In an effort poised to enhance the functionality of autonomous vehicles and AR/VR technology, a team from MIT and Meta has introduced a computer vision technique capable of generating 3D models that include areas typically concealed from view. This technique, named PlatoNeRF, uses shadow analysis from a single camera position to model obstructed parts of a scene. This method may one day allow self-driving cars to "see" and react to conditions beyond their immediate visual field and help augmented and virtual reality systems map environments without the need for physical measurement, as reported by MIT News.
The research taps into the potential of single-photon lidar technology, known for its precise mapping capabilities by timing the reflection of light pulses. People are already familiar with lidar as a tool in advanced driver assistance systems. The PlatoNeRF process involves capturing light that has bounced twice, thereby gathering additional data about a scene's depth and the shadow-produced shapes from obstructions. Tzofi Klinghoffer, an MIT graduate student linked to the MIT Media Lab, stated that this synergy of multibounce lidar and machine learning opens up many new opportunities to explore.
The efficiency of the PlatoNeRF system lies in its usage of neural radiance fields (NeRF), a type of machine-learning model adept at interpolating scenes, which when combined with multibounce lidar yields more accurate scene reconstructions, an insight shared by Ramesh Raskar, an associate professor at MIT and leader of the Camera Culture Group. Comparing PlatoNeRF with existing methods, researchers have asserted superiority particularly in scenarios with lower resolution sensors, suggesting a higher feasibility for real-world implementation where commercial devices commonly feature such sensors.
According to the research team led by Klinghoffer and under the guidance of Raskar, the PlatoNeRF method surpasses alternatives that use either lidar alone or NeRF with a color image. The technique's ambition is well-founded, building on principles established by a pioneering camera capable of "seeing" around corners—technology conceptualized by the same MIT group over a decade ago. Newer iterations include enhancements that could potentially improve safety in various industries and everyday technology, including smartphones.

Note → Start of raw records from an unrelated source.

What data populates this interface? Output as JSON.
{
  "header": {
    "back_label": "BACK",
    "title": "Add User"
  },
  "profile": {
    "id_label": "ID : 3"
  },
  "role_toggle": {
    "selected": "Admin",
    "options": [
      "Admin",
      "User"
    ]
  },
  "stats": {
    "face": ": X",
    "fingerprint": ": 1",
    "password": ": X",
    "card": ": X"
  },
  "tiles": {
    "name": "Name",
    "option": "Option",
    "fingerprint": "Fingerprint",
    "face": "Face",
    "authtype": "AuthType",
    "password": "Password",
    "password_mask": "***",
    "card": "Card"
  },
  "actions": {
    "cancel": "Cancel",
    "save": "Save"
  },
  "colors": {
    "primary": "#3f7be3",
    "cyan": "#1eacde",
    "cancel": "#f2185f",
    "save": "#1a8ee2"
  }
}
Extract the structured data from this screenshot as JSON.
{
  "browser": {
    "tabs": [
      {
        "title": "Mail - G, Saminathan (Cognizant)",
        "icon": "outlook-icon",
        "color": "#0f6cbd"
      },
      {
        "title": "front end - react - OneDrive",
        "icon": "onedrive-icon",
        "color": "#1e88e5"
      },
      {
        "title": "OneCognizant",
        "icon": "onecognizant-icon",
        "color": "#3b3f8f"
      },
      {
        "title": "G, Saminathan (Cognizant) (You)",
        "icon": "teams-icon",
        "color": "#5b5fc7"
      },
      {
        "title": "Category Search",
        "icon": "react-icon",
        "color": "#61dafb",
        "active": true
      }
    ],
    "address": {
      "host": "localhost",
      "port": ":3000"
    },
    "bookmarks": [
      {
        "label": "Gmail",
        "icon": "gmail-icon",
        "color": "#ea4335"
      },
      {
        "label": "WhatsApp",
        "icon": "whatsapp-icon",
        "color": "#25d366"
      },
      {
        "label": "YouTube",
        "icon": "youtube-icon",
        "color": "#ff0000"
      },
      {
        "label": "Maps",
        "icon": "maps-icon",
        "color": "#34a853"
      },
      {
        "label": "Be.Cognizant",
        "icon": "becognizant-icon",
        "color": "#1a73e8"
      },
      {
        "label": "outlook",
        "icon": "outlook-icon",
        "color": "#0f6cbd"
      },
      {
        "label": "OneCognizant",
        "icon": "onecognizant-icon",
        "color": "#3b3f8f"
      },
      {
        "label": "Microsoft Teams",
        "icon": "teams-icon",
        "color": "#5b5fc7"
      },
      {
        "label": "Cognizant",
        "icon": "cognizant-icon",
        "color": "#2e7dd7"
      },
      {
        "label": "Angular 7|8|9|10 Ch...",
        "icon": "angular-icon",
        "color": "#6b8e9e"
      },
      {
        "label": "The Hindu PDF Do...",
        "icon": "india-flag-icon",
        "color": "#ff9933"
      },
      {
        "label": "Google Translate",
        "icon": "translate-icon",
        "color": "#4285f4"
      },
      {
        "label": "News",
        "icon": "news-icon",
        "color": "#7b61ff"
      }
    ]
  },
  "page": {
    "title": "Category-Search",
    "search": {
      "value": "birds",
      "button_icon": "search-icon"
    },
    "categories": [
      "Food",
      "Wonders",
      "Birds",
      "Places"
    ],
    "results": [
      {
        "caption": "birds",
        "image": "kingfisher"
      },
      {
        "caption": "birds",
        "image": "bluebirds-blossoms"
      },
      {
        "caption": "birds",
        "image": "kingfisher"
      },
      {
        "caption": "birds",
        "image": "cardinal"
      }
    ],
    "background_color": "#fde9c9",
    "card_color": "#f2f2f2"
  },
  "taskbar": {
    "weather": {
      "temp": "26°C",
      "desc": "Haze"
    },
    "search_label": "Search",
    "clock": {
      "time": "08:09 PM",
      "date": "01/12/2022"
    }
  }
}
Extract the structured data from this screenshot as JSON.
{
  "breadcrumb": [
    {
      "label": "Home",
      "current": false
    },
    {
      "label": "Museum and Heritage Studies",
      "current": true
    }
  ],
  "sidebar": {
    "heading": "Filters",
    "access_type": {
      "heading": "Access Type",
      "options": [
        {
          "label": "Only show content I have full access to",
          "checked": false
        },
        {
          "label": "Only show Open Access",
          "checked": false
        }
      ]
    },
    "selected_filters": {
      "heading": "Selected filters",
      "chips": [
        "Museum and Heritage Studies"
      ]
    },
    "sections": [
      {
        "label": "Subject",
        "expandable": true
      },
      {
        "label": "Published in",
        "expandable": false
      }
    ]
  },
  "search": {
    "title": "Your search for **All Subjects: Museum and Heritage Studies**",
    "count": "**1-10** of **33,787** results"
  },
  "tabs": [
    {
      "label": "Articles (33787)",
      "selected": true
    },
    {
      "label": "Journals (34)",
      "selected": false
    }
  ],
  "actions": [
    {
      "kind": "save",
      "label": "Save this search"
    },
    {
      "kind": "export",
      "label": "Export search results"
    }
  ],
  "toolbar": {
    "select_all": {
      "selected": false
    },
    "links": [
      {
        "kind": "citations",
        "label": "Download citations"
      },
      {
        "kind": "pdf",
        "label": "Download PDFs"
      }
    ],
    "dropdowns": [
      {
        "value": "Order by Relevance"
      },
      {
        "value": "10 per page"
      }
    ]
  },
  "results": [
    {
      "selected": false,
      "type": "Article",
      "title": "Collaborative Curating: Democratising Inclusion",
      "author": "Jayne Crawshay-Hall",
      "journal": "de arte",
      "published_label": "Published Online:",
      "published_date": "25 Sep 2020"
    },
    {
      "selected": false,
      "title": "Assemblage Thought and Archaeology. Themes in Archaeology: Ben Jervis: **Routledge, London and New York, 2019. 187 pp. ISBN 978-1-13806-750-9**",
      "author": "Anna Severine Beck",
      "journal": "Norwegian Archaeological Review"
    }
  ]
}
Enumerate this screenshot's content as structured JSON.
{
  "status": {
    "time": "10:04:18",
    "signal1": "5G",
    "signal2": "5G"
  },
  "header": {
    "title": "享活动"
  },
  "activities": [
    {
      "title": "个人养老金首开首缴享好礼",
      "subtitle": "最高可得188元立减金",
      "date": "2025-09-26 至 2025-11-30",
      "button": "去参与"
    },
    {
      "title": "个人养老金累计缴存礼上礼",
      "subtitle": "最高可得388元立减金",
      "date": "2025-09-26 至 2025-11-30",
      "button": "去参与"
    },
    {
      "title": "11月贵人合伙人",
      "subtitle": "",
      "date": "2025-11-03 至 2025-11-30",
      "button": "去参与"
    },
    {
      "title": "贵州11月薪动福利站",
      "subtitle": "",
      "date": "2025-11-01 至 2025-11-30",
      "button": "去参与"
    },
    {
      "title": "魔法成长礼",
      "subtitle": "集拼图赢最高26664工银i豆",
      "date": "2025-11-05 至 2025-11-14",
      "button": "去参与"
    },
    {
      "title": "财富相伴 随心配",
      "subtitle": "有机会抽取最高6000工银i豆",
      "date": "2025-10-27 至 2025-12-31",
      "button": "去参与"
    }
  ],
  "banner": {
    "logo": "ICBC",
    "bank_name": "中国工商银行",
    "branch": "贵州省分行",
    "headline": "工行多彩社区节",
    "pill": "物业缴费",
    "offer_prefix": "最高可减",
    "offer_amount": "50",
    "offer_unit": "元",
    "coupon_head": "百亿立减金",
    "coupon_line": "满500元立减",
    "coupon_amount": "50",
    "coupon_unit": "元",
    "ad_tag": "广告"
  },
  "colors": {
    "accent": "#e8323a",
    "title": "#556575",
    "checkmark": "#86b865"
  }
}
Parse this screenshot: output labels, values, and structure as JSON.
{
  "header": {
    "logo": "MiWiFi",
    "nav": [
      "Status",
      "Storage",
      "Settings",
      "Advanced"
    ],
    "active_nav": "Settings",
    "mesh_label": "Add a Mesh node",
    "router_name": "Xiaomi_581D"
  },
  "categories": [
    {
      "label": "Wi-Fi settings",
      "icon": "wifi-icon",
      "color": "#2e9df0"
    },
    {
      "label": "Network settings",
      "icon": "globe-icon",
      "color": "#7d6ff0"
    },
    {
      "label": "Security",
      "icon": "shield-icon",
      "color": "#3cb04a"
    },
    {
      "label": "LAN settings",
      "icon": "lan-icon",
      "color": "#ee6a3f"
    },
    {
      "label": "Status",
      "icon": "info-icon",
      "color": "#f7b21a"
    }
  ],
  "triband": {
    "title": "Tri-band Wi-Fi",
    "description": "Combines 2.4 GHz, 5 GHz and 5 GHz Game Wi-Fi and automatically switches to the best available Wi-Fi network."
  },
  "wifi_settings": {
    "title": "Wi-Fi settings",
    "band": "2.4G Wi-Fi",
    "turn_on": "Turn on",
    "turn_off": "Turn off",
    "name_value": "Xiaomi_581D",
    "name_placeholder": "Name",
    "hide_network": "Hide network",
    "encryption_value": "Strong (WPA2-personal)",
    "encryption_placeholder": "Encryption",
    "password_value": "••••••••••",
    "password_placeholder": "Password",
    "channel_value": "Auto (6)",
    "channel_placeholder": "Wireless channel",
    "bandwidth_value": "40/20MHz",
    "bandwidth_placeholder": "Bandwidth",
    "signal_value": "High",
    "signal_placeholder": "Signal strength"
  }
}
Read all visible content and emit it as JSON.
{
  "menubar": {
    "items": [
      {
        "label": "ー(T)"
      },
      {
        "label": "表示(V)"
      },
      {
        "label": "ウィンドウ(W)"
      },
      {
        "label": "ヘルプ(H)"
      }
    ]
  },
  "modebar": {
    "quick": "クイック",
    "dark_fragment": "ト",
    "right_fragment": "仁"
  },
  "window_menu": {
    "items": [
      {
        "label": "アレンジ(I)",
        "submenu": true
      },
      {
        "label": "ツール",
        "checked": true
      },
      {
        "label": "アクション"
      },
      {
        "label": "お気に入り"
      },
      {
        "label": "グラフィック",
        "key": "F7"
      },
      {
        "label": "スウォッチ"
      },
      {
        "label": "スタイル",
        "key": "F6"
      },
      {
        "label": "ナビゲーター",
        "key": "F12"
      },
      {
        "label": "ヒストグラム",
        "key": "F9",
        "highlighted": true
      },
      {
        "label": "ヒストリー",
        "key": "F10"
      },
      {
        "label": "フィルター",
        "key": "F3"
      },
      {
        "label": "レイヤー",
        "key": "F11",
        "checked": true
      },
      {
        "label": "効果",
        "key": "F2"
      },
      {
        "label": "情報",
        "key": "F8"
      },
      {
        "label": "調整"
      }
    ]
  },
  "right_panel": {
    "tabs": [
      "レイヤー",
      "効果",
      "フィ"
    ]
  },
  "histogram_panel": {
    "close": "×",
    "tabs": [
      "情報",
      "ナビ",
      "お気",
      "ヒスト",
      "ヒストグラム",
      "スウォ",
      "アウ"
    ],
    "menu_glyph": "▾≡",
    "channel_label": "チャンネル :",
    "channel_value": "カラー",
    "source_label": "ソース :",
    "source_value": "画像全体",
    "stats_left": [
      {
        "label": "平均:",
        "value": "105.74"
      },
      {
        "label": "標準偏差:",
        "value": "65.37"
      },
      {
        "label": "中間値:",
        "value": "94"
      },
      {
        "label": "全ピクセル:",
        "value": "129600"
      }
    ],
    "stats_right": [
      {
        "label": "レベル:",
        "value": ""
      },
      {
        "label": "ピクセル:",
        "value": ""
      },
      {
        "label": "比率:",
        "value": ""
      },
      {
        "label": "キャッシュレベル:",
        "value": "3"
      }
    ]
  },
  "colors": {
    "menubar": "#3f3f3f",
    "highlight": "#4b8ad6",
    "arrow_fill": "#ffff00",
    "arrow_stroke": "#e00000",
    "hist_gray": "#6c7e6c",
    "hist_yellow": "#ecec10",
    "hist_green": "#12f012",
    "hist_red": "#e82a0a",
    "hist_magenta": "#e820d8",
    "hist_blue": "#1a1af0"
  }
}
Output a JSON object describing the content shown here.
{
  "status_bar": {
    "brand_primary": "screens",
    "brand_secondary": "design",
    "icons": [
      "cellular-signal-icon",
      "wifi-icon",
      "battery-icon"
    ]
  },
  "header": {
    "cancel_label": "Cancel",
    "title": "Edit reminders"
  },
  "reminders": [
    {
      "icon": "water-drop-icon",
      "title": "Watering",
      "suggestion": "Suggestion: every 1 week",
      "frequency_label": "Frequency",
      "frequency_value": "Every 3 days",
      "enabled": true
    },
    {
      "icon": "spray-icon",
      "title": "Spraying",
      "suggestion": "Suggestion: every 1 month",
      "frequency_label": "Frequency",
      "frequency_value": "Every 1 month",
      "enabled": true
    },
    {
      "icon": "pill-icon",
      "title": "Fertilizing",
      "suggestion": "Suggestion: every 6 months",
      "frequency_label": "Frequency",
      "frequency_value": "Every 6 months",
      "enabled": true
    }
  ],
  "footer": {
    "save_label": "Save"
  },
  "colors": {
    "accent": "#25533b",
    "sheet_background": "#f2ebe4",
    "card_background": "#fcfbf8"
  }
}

The research team plans to track light beyond two bounces and use advanced learning techniques with color image data to improve texture capture, increasing realism and detail in reconstructions. David Lindell, an assistant professor at the University of Toronto, noted that revisiting shadows with lidar significantly improves accuracy in revealing hidden geometry, highlighting the importance of combining smart algorithms with common sensors.